# DHCP not working



## najeeb111 (Sep 10, 2012)

*I configured DHCP onWindows server 2008 but, i dont know why it is not getting enabled... On the server manager details page it says that DHCP role is added. Please give me some solution
*


----------



## srhoades (May 15, 2003)

If there is another device, such as a router, handing out DHCP addresses then it will not start. Also, after defining the DHCP scope on the server you have to authorize it before it will start handing out addresses.


----------



## najeeb111 (Sep 10, 2012)

Thanks srhoades.... 
I figured it out now but there is another issue that i am facing...
When attempting to add a new DHCP reservation (using a MAC address for a client host(it is a rac server)), I receive the following messages:

"The unique identifier you have entered may not be valid. Do you want to use this identifier anyway?" I click <YES>, then I get

"The DHCP server received a message from a client that is not valid" The only choice here is <OK>. I click this and am brought back to the "New Reservation" dlgbox.
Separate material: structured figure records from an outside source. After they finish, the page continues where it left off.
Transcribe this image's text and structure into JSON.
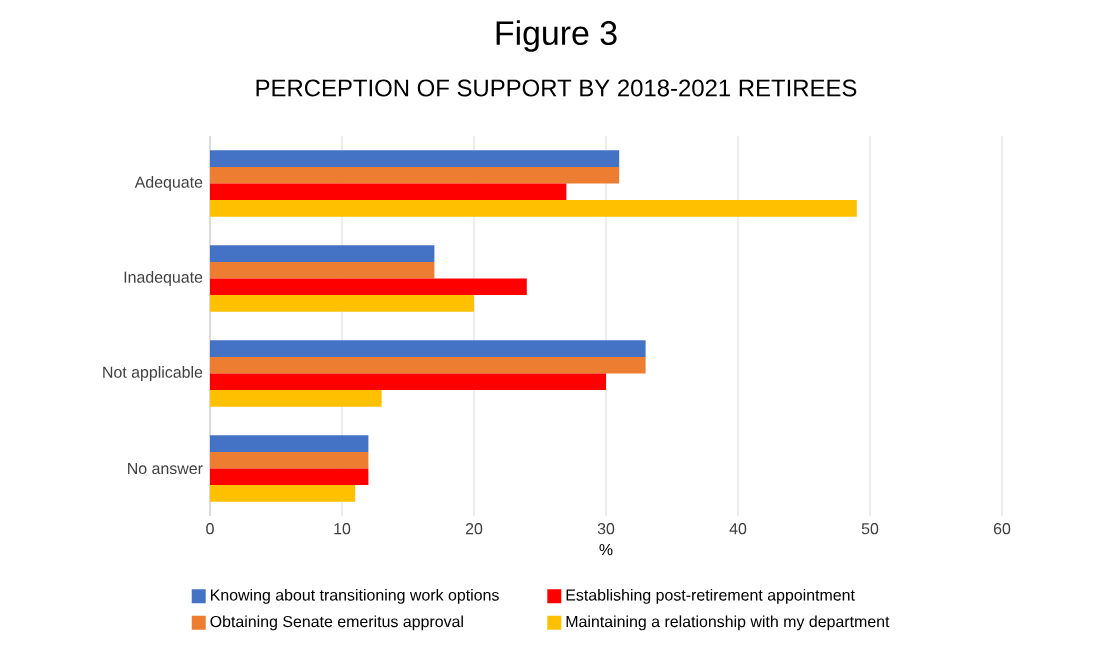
{
  "chart_data": {
    "type": "bar",
    "orientation": "horizontal",
    "title": "Figure 3",
    "subtitle": "PERCEPTION OF SUPPORT BY 2018-2021 RETIREES",
    "xlabel": "%",
    "categories": [
      "Adequate",
      "Inadequate",
      "Not applicable",
      "No answer"
    ],
    "series": [
      {
        "name": "Knowing about transitioning work options",
        "color": "#4472c4",
        "values": [
          31,
          17,
          33,
          12
        ]
      },
      {
        "name": "Obtaining Senate emeritus approval",
        "color": "#ed7d31",
        "values": [
          31,
          17,
          33,
          12
        ]
      },
      {
        "name": "Establishing post-retirement appointment",
        "color": "#ff0000",
        "values": [
          27,
          24,
          30,
          12
        ]
      },
      {
        "name": "Maintaining a relationship with my department",
        "color": "#ffc000",
        "values": [
          49,
          20,
          13,
          11
        ]
      }
    ],
    "xlim": [
      0,
      60
    ],
    "xticks": [
      0,
      10,
      20,
      30,
      40,
      50,
      60
    ],
    "grid": "x",
    "legend": "bottom"
  }
}
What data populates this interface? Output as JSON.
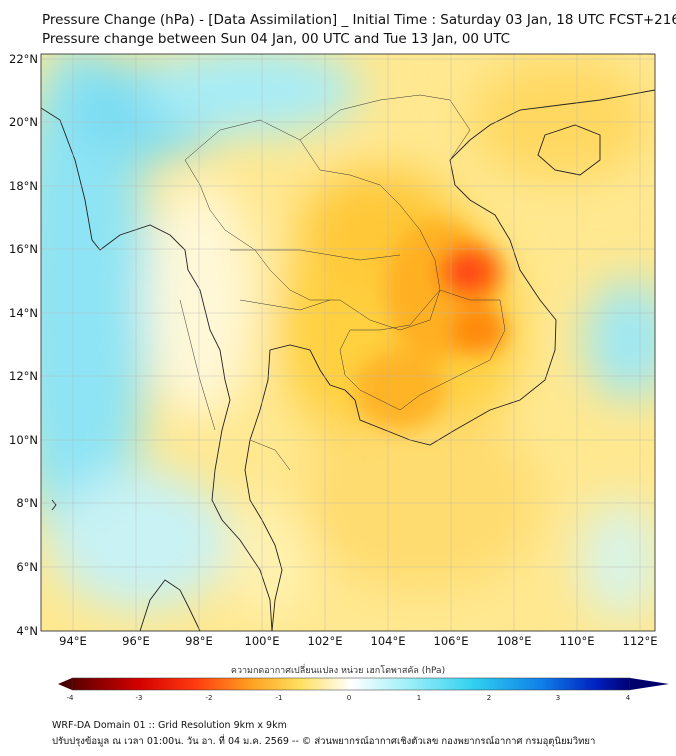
{
  "title": {
    "line1": "Pressure Change (hPa) - [Data Assimilation] _ Initial Time : Saturday 03 Jan, 18 UTC FCST+216",
    "line2": "Pressure change between Sun 04 Jan, 00 UTC and Tue 13 Jan, 00 UTC"
  },
  "map": {
    "lat_range": [
      4,
      22
    ],
    "lon_range": [
      93,
      112.5
    ],
    "lat_ticks": [
      "4°N",
      "6°N",
      "8°N",
      "10°N",
      "12°N",
      "14°N",
      "16°N",
      "18°N",
      "20°N",
      "22°N"
    ],
    "lon_ticks": [
      "94°E",
      "96°E",
      "98°E",
      "100°E",
      "102°E",
      "104°E",
      "106°E",
      "108°E",
      "110°E",
      "112°E"
    ],
    "highlight": "Strongest pressure drop over southern Laos / northeastern Cambodia near 106.5°E, 15°N"
  },
  "colorbar": {
    "label": "ความกดอากาศเปลี่ยนแปลง หน่วย เฮกโตพาสคัล (hPa)",
    "ticks": [
      "-4",
      "-3",
      "-2",
      "-1",
      "0",
      "1",
      "2",
      "3",
      "4"
    ],
    "min": -4,
    "max": 4
  },
  "footer": {
    "line1": "WRF-DA Domain 01 :: Grid Resolution 9km x 9km",
    "line2": "ปรับปรุงข้อมูล ณ เวลา 01:00น. วัน อา. ที่ 04 ม.ค. 2569 -- © ส่วนพยากรณ์อากาศเชิงตัวเลข กองพยากรณ์อากาศ กรมอุตุนิยมวิทยา"
  },
  "colors": {
    "ocean_cyan": "#74dcf0",
    "pale": "#fff6c8",
    "yellow": "#ffe27a",
    "orange": "#ffbf3a",
    "low": "#ff3018"
  }
}
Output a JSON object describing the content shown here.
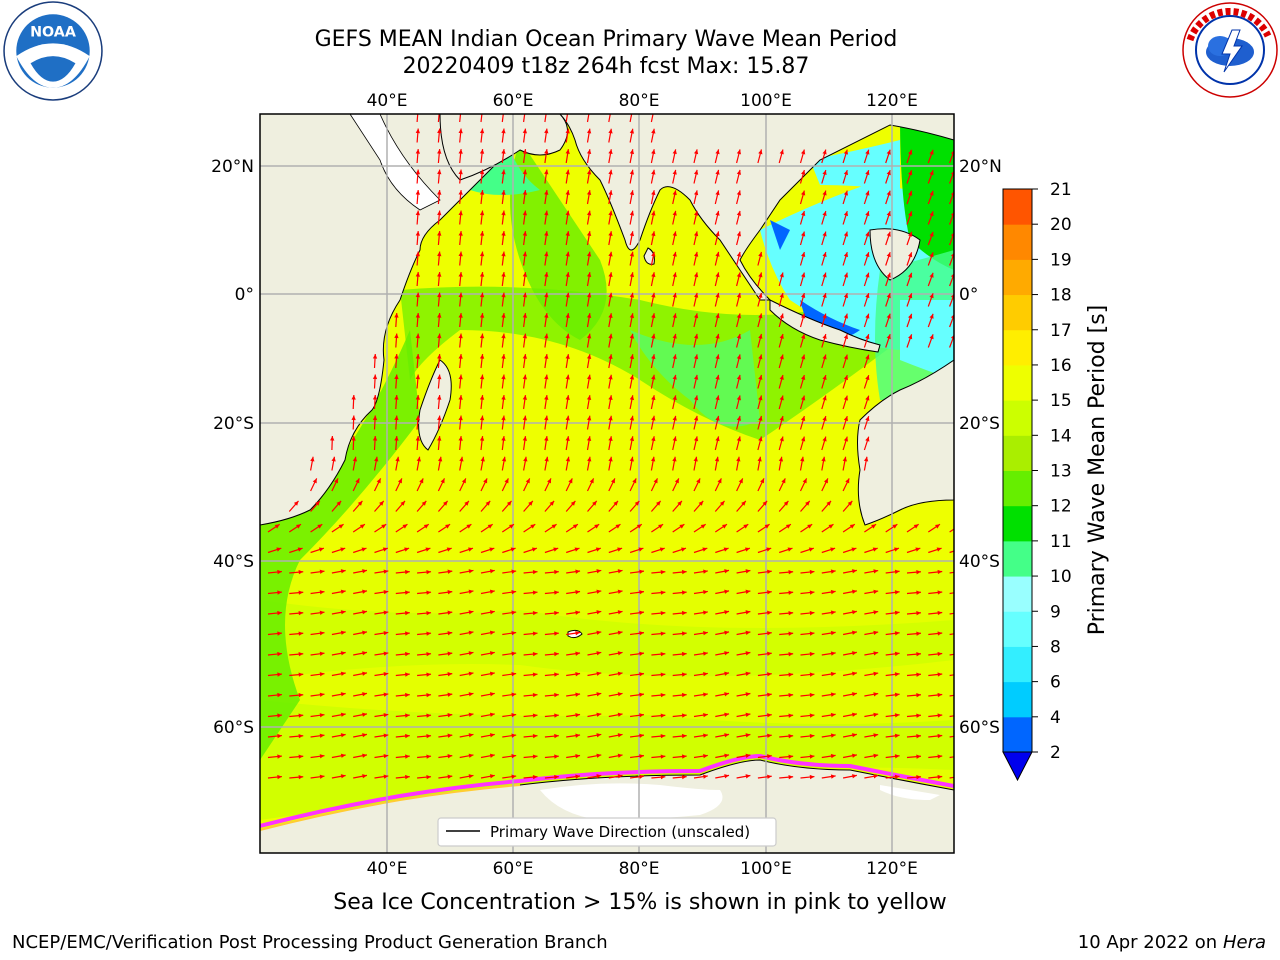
{
  "header": {
    "title_line1": "GEFS MEAN Indian Ocean Primary Wave Mean Period",
    "title_line2": "20220409 t18z 264h fcst   Max: 15.87"
  },
  "logos": {
    "left": {
      "name": "noaa-logo",
      "text": "NOAA",
      "ring_text": "NATIONAL OCEANIC AND ATMOSPHERIC ADMINISTRATION · U.S. DEPARTMENT OF COMMERCE"
    },
    "right": {
      "name": "national-weather-service-logo",
      "ring_text": "NATIONAL WEATHER SERVICE"
    }
  },
  "map": {
    "lon_ticks": [
      "40°E",
      "60°E",
      "80°E",
      "100°E",
      "120°E"
    ],
    "lat_ticks": [
      "20°N",
      "0°",
      "20°S",
      "40°S",
      "60°S"
    ],
    "lon_range": [
      20,
      130
    ],
    "lat_range": [
      -70,
      28
    ],
    "legend_label": "Primary Wave Direction (unscaled)",
    "vector_color": "#ff0000",
    "land_color": "#efefdf",
    "ice_colors": [
      "#ff33ff",
      "#ffcc33"
    ]
  },
  "colorbar": {
    "label": "Primary Wave Mean Period [s]",
    "ticks": [
      "2",
      "4",
      "6",
      "8",
      "9",
      "10",
      "11",
      "12",
      "13",
      "14",
      "15",
      "16",
      "17",
      "18",
      "19",
      "20",
      "21"
    ],
    "colors": [
      "#0066ff",
      "#00ccff",
      "#33eeff",
      "#66ffff",
      "#99ffff",
      "#44ff88",
      "#00e000",
      "#66ee00",
      "#aaee00",
      "#ccff00",
      "#eeff00",
      "#ffee00",
      "#ffcc00",
      "#ffaa00",
      "#ff8800",
      "#ff5500",
      "#ff2200"
    ],
    "under_color": "#0000ee"
  },
  "caption": "Sea Ice Concentration > 15% is shown in pink to yellow",
  "footer": {
    "left": "NCEP/EMC/Verification Post Processing Product Generation Branch",
    "right_prefix": "10 Apr 2022 on ",
    "right_machine": "Hera"
  }
}
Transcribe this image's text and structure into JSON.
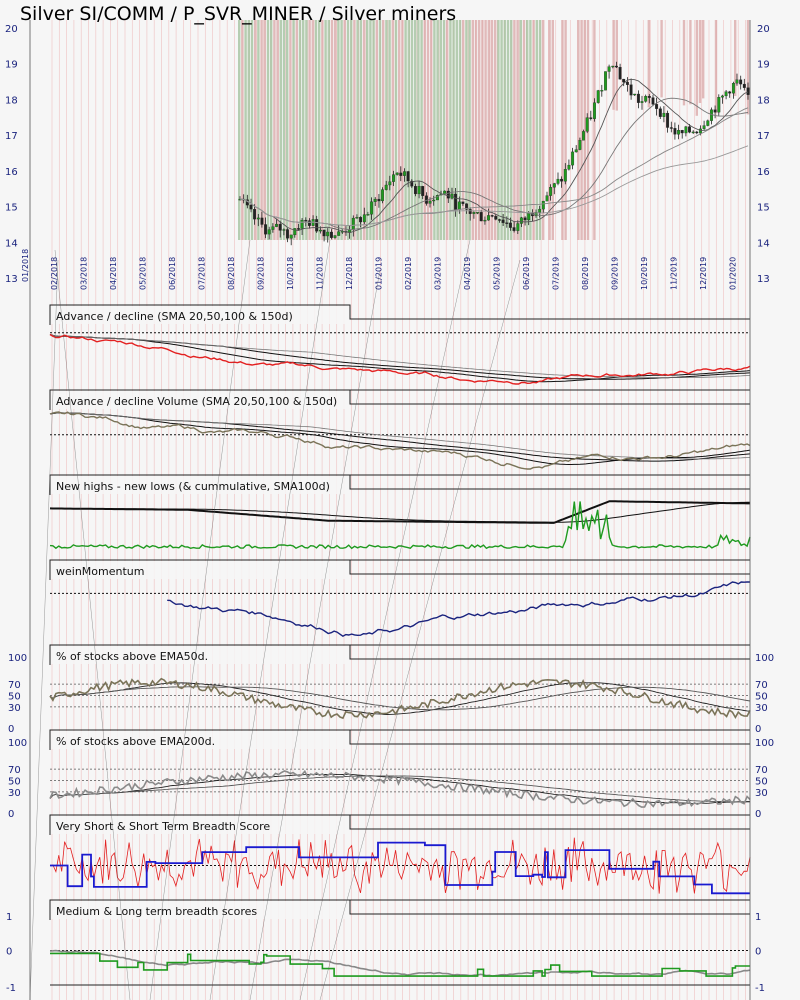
{
  "title": "Silver SI/COMM / P_SVR_MINER / Silver miners",
  "chart_data": {
    "type": "line",
    "x_ticks": [
      "02/2018",
      "03/2018",
      "04/2018",
      "05/2018",
      "06/2018",
      "07/2018",
      "08/2018",
      "09/2018",
      "10/2018",
      "11/2018",
      "12/2018",
      "01/2019",
      "02/2019",
      "03/2019",
      "04/2019",
      "05/2019",
      "06/2019",
      "07/2019",
      "08/2019",
      "09/2019",
      "10/2019",
      "11/2019",
      "12/2019",
      "01/2020"
    ],
    "price_panel": {
      "y_ticks": [
        "20",
        "19",
        "18",
        "17",
        "16",
        "15",
        "14",
        "13"
      ],
      "ylim": [
        13,
        20
      ],
      "candles_close": [
        15.2,
        14.8,
        14.5,
        14.3,
        14.4,
        14.2,
        14.5,
        14.6,
        14.4,
        14.3,
        14.2,
        14.4,
        14.6,
        14.8,
        15.2,
        15.6,
        16.0,
        15.8,
        15.5,
        15.2,
        15.3,
        15.4,
        15.1,
        14.9,
        14.8,
        14.7,
        14.8,
        14.6,
        14.4,
        14.6,
        14.9,
        15.2,
        15.5,
        15.8,
        16.4,
        17.0,
        17.6,
        18.4,
        19.2,
        18.6,
        18.2,
        17.9,
        18.0,
        17.7,
        17.2,
        17.0,
        17.1,
        17.2,
        17.6,
        17.9,
        18.3,
        18.5,
        18.0
      ]
    },
    "panels": [
      {
        "title": "Advance / decline (SMA 20,50,100 & 150d)",
        "series_color": "#e32020"
      },
      {
        "title": "Advance / decline Volume (SMA 20,50,100 & 150d)",
        "series_color": "#7a7358"
      },
      {
        "title": "New highs - new lows (& cummulative, SMA100d)",
        "series_color": "#1f9a1f"
      },
      {
        "title": "weinMomentum",
        "series_color": "#1a237e"
      },
      {
        "title": "% of stocks above EMA50d.",
        "series_color": "#7a7358",
        "y_ticks": [
          "100",
          "70",
          "50",
          "30",
          "0"
        ]
      },
      {
        "title": "% of stocks above EMA200d.",
        "series_color": "#8a8a8a",
        "y_ticks": [
          "100",
          "70",
          "50",
          "30",
          "0"
        ]
      },
      {
        "title": "Very Short & Short Term Breadth Score",
        "series_color": "#1a1ad0"
      },
      {
        "title": "Medium & Long term breadth scores",
        "series_color": "#1f9a1f",
        "y_ticks": [
          "1",
          "0",
          "-1"
        ]
      }
    ]
  }
}
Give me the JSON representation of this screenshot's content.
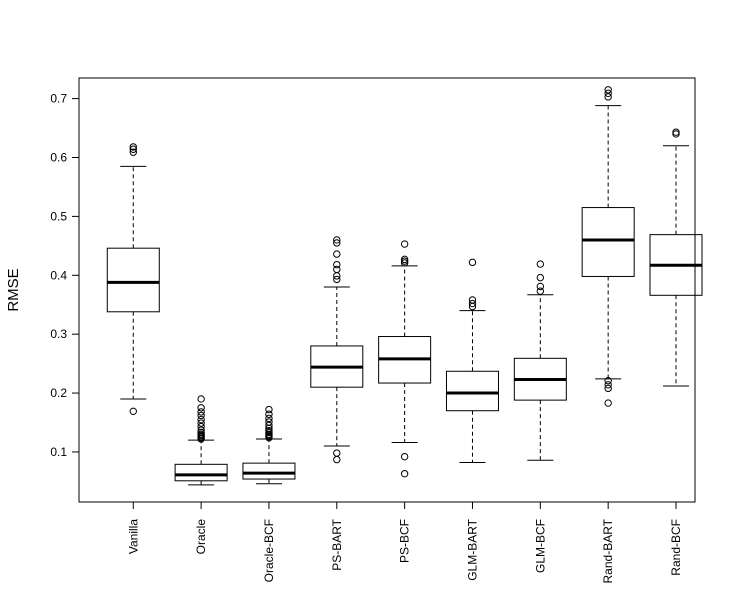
{
  "chart_data": {
    "type": "boxplot",
    "title": "",
    "xlabel": "",
    "ylabel": "RMSE",
    "ylim": [
      0.015,
      0.735
    ],
    "yticks": [
      0.1,
      0.2,
      0.3,
      0.4,
      0.5,
      0.6,
      0.7
    ],
    "ytick_labels": [
      "0.1",
      "0.2",
      "0.3",
      "0.4",
      "0.5",
      "0.6",
      "0.7"
    ],
    "grid": false,
    "categories": [
      "Vanilla",
      "Oracle",
      "Oracle-BCF",
      "PS-BART",
      "PS-BCF",
      "GLM-BART",
      "GLM-BCF",
      "Rand-BART",
      "Rand-BCF"
    ],
    "boxes": [
      {
        "name": "Vanilla",
        "whisker_low": 0.19,
        "q1": 0.338,
        "median": 0.388,
        "q3": 0.446,
        "whisker_high": 0.585,
        "outliers": [
          0.169,
          0.609,
          0.614,
          0.618
        ]
      },
      {
        "name": "Oracle",
        "whisker_low": 0.044,
        "q1": 0.051,
        "median": 0.061,
        "q3": 0.079,
        "whisker_high": 0.12,
        "outliers": [
          0.122,
          0.124,
          0.126,
          0.128,
          0.13,
          0.133,
          0.137,
          0.143,
          0.149,
          0.155,
          0.162,
          0.168,
          0.175,
          0.19
        ]
      },
      {
        "name": "Oracle-BCF",
        "whisker_low": 0.046,
        "q1": 0.054,
        "median": 0.064,
        "q3": 0.081,
        "whisker_high": 0.122,
        "outliers": [
          0.124,
          0.126,
          0.128,
          0.13,
          0.133,
          0.136,
          0.14,
          0.145,
          0.151,
          0.157,
          0.164,
          0.172
        ]
      },
      {
        "name": "PS-BART",
        "whisker_low": 0.11,
        "q1": 0.21,
        "median": 0.244,
        "q3": 0.28,
        "whisker_high": 0.38,
        "outliers": [
          0.087,
          0.098,
          0.393,
          0.399,
          0.41,
          0.418,
          0.436,
          0.455,
          0.46
        ]
      },
      {
        "name": "PS-BCF",
        "whisker_low": 0.116,
        "q1": 0.217,
        "median": 0.258,
        "q3": 0.296,
        "whisker_high": 0.416,
        "outliers": [
          0.063,
          0.092,
          0.421,
          0.424,
          0.427,
          0.453
        ]
      },
      {
        "name": "GLM-BART",
        "whisker_low": 0.082,
        "q1": 0.17,
        "median": 0.2,
        "q3": 0.237,
        "whisker_high": 0.34,
        "outliers": [
          0.347,
          0.352,
          0.358,
          0.422
        ]
      },
      {
        "name": "GLM-BCF",
        "whisker_low": 0.086,
        "q1": 0.188,
        "median": 0.223,
        "q3": 0.259,
        "whisker_high": 0.367,
        "outliers": [
          0.373,
          0.381,
          0.396,
          0.419
        ]
      },
      {
        "name": "Rand-BART",
        "whisker_low": 0.224,
        "q1": 0.398,
        "median": 0.46,
        "q3": 0.515,
        "whisker_high": 0.688,
        "outliers": [
          0.183,
          0.208,
          0.214,
          0.221,
          0.703,
          0.709,
          0.715
        ]
      },
      {
        "name": "Rand-BCF",
        "whisker_low": 0.212,
        "q1": 0.366,
        "median": 0.417,
        "q3": 0.469,
        "whisker_high": 0.62,
        "outliers": [
          0.64,
          0.643
        ]
      }
    ]
  }
}
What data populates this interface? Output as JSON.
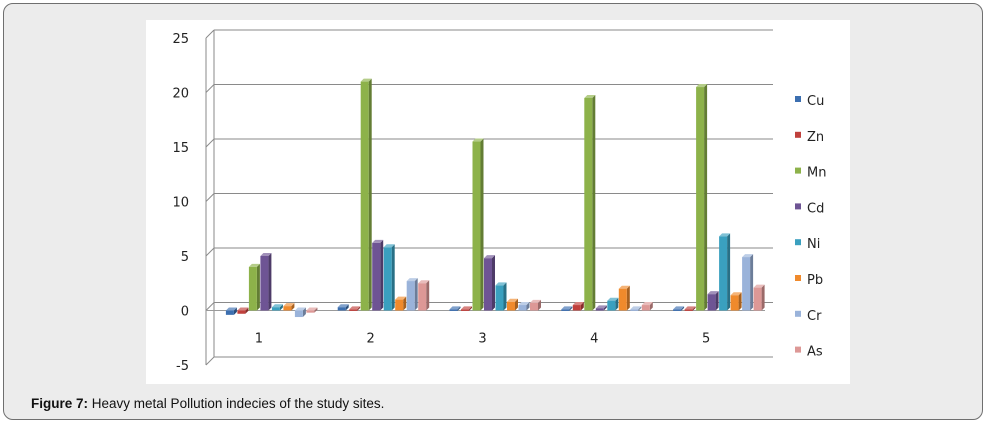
{
  "caption": {
    "label": "Figure 7:",
    "text": "Heavy metal Pollution indecies of the study sites."
  },
  "chart_data": {
    "type": "bar",
    "title": "",
    "xlabel": "",
    "ylabel": "",
    "categories": [
      "1",
      "2",
      "3",
      "4",
      "5"
    ],
    "ylim": [
      -5,
      25
    ],
    "yticks": [
      -5,
      0,
      5,
      10,
      15,
      20,
      25
    ],
    "grid": true,
    "legend": "right",
    "series": [
      {
        "name": "Cu",
        "color": "#3c6fb0",
        "values": [
          -0.4,
          0.3,
          0.1,
          0.1,
          0.1
        ]
      },
      {
        "name": "Zn",
        "color": "#c0403c",
        "values": [
          -0.3,
          0.1,
          0.1,
          0.5,
          0.1
        ]
      },
      {
        "name": "Mn",
        "color": "#8db24a",
        "values": [
          4.0,
          21.0,
          15.5,
          19.5,
          20.5
        ]
      },
      {
        "name": "Cd",
        "color": "#6e5494",
        "values": [
          5.0,
          6.2,
          4.8,
          0.2,
          1.5
        ]
      },
      {
        "name": "Ni",
        "color": "#3aa0bf",
        "values": [
          0.3,
          5.8,
          2.3,
          0.9,
          6.8
        ]
      },
      {
        "name": "Pb",
        "color": "#f08a2c",
        "values": [
          0.4,
          1.0,
          0.8,
          2.0,
          1.4
        ]
      },
      {
        "name": "Cr",
        "color": "#9ab3da",
        "values": [
          -0.6,
          2.7,
          0.5,
          0.1,
          4.9
        ]
      },
      {
        "name": "As",
        "color": "#dd9896",
        "values": [
          -0.2,
          2.5,
          0.7,
          0.5,
          2.1
        ]
      }
    ]
  }
}
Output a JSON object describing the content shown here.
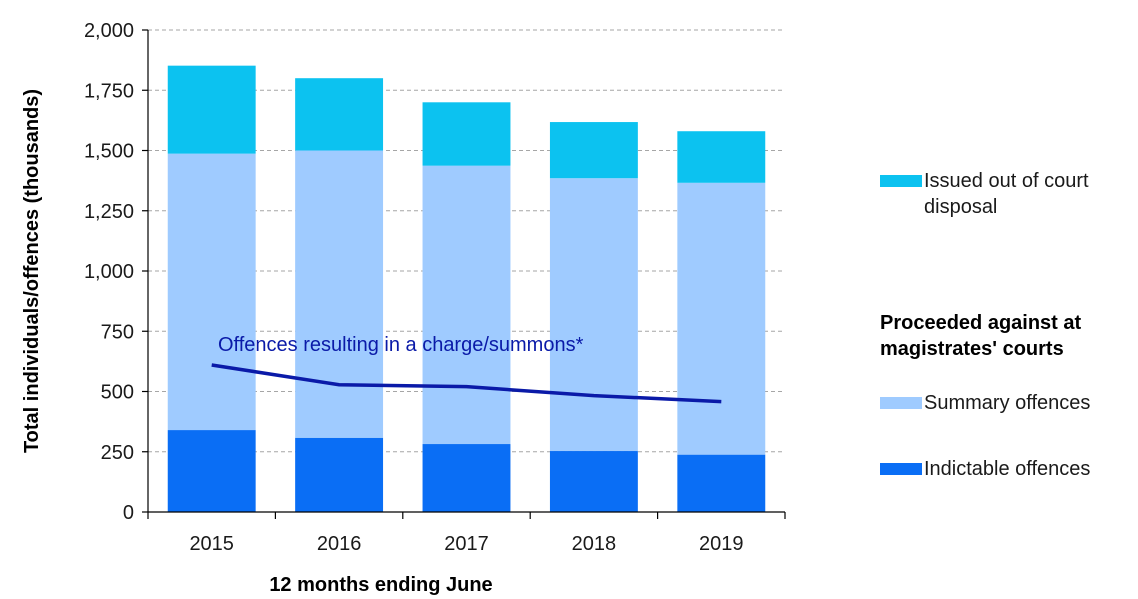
{
  "chart_data": {
    "type": "bar",
    "stacked": true,
    "categories": [
      "2015",
      "2016",
      "2017",
      "2018",
      "2019"
    ],
    "series": [
      {
        "name": "Indictable offences",
        "color": "#0a6ef5",
        "values": [
          340,
          308,
          282,
          253,
          238
        ]
      },
      {
        "name": "Summary offences",
        "color": "#9fcbff",
        "values": [
          1147,
          1192,
          1155,
          1132,
          1128
        ]
      },
      {
        "name": "Issued out of court disposal",
        "color": "#0cc2f0",
        "values": [
          365,
          300,
          263,
          233,
          214
        ]
      }
    ],
    "line_series": {
      "name": "Offences resulting in a charge/summons*",
      "color": "#0a1aa8",
      "values": [
        610,
        528,
        520,
        483,
        458
      ]
    },
    "xlabel": "12 months ending June",
    "ylabel": "Total individuals/offences  (thousands)",
    "ylim": [
      0,
      2000
    ],
    "yticks": [
      0,
      250,
      500,
      750,
      1000,
      1250,
      1500,
      1750,
      2000
    ],
    "ytick_labels": [
      "0",
      "250",
      "500",
      "750",
      "1,000",
      "1,250",
      "1,500",
      "1,750",
      "2,000"
    ],
    "grid": true,
    "legend_position": "right",
    "legend_heading": "Proceeded against at magistrates' courts"
  }
}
I've been able to add reservations before without any trouble. I have also verified there is no other DHCP server operating on the LAN.

Any ideas here?


----------



## srhoades (May 15, 2003)

Make sure it is a valid MAC address and that you are not mistyping the characters. The easiest way to do it is to find the DHCP lease for the computer and create a reservation from there instead of manually creating it.


----------



## jmwills (Sep 28, 2005)

Also, make sure you are using the IPV4 address and not V6


----------



## najeeb111 (Sep 10, 2012)

I double checked the info provided by me is correct... It is a linux OS(client) that i want to reserve the IP addrs for... Is there any other settings to be done on client, apart from setting the IPV4 static setting in client...


----------



## jmwills (Sep 28, 2005)

If you are setting a reservation, there is no need to statically assign the client.


----------